BC Libraries' DSG News & Announcements
Spring 2024, Issue 1 View online
News & Events
The Digital Scholarship Teaching & Learning Lab

We are delighted to announce the opening of our new Digital Scholarship Teaching and Learning Lab. Formerly the Tip O’Neill exhibit room, the Lab will be a place where the DSG teaches classes and workshops, offers consultations, provides shared workspace for group DS projects, and more.

The DSG teaching the DH Certificate capstone class in the new Digital Scholarship Teaching and Learning Lab

ILA Summer Internships for PhD Students

The DSG will again participate in the ILA PhD internship program this summer. We will offer students the opportunity to learn cutting-edge digital scholarship and digital humanities methods and skills. At its conclusion, participants will have gained a better understanding of DS/DH concepts, a greater mastery of relevant technical skills, and a wider range of project development and management strategies. During the internship, students can access hardware, software, shared workspace in the Digital Studio (O’Neill Library), and DSG collaborators. You can read more about our internship offerings and expect to see the 2024 application posted soon.

David Jones TEI Workshop & Archival Display

Boston College Libraries are excited to welcome David Jones Research Center members and Cambridge University Digital Humanities this April 3rd-5th. We will host a speaker event, archival display, and a three-day text encoding workshop in which attendees will learn the basics of text encoding using digitized materials from John J. Burns Library’s David Jones collection. The workshop has limited spaces, so there is an application process. Learn more and apply now.

Applications of GIS Course

During the Fall semester, Lester Carver and Antonio LoPiano were asked to step in and teach Applications of GIS (EESC4480).
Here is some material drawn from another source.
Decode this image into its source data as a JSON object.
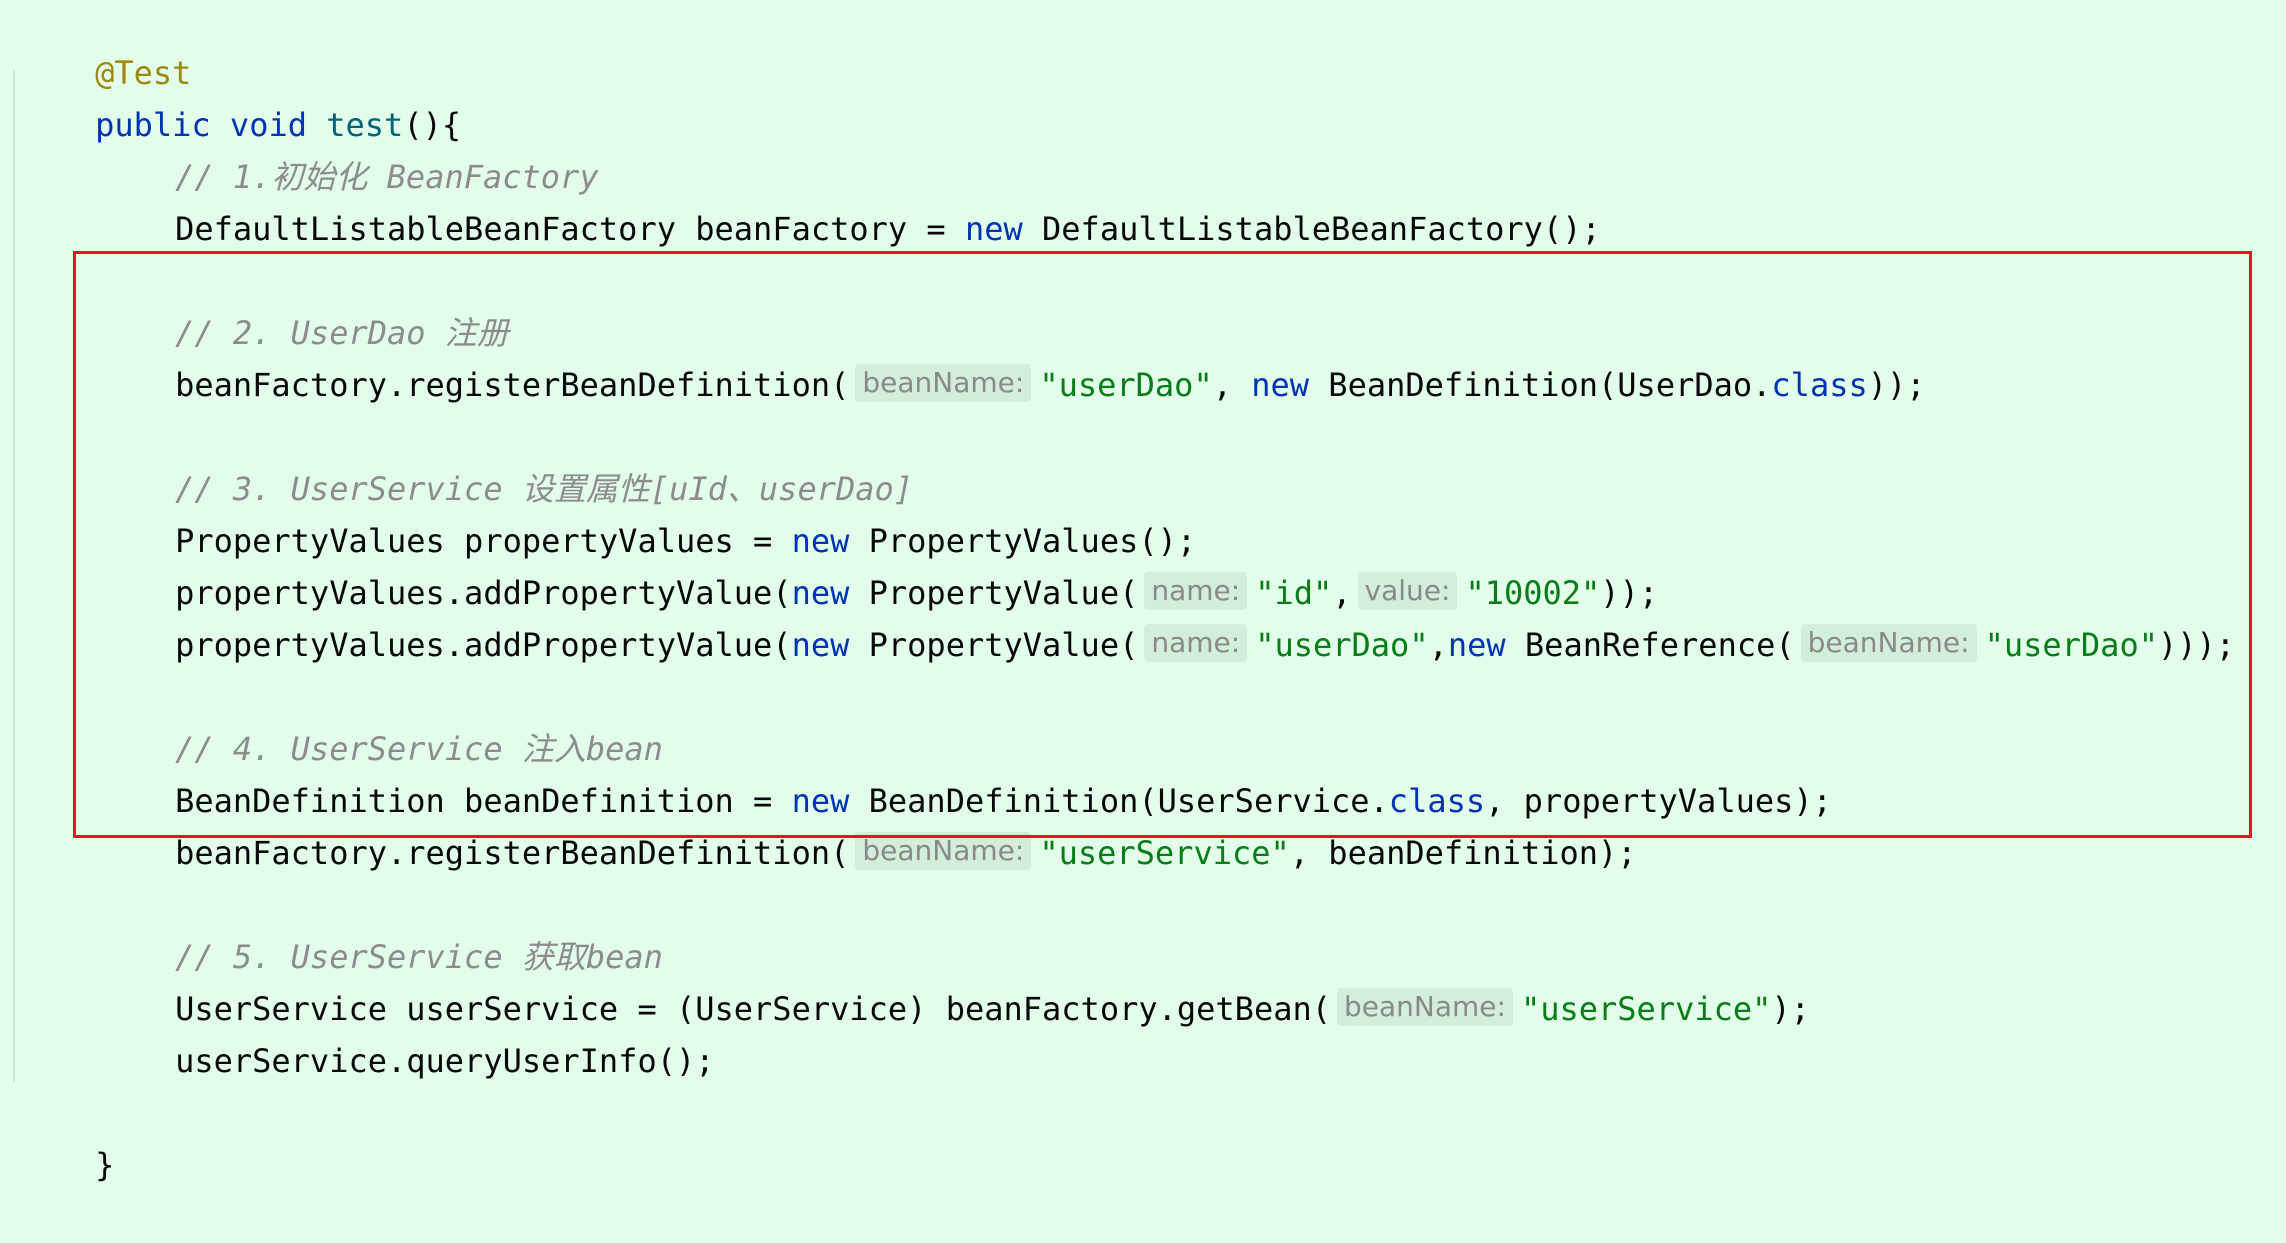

This course provides students with the fundamentals to employ GIS applications in their research and future careers successfully. Lester and Antonio brought their spatial analysis expertise to bear on various subjects, from determining site suitability to creating custom field surveys. While the course focuses on using the ArcGIS software suite, it also provides students with a theoretical foundation in spatial analysis that can be applied to any GIS application. The course culminated in a poster session where students presented their novel research projects, and the large attendance was greatly appreciated!

A group of students surround posters that are resting on easels. Some students are speaking to the others explaining what is on their posters.

Students presenting their GIS project posters

Catholic Almanacs Project

The DSG is about to begin building a digital collection of Catholic Almanacs that circulated throughout the United States in the nineteenth century. These almanacs are crucial primary source material for scholars and students of Catholic history, American history, and their overlap. Project leader Ashlyn Stewart will focus on making the almanacs' data—especially facts about parishes and their leaders—more accessible, including through a database and visualizations. We’re particularly excited to work with BC students, who will contribute to getting these windows into the daily lives of nineteenth-century Catholic Americans online!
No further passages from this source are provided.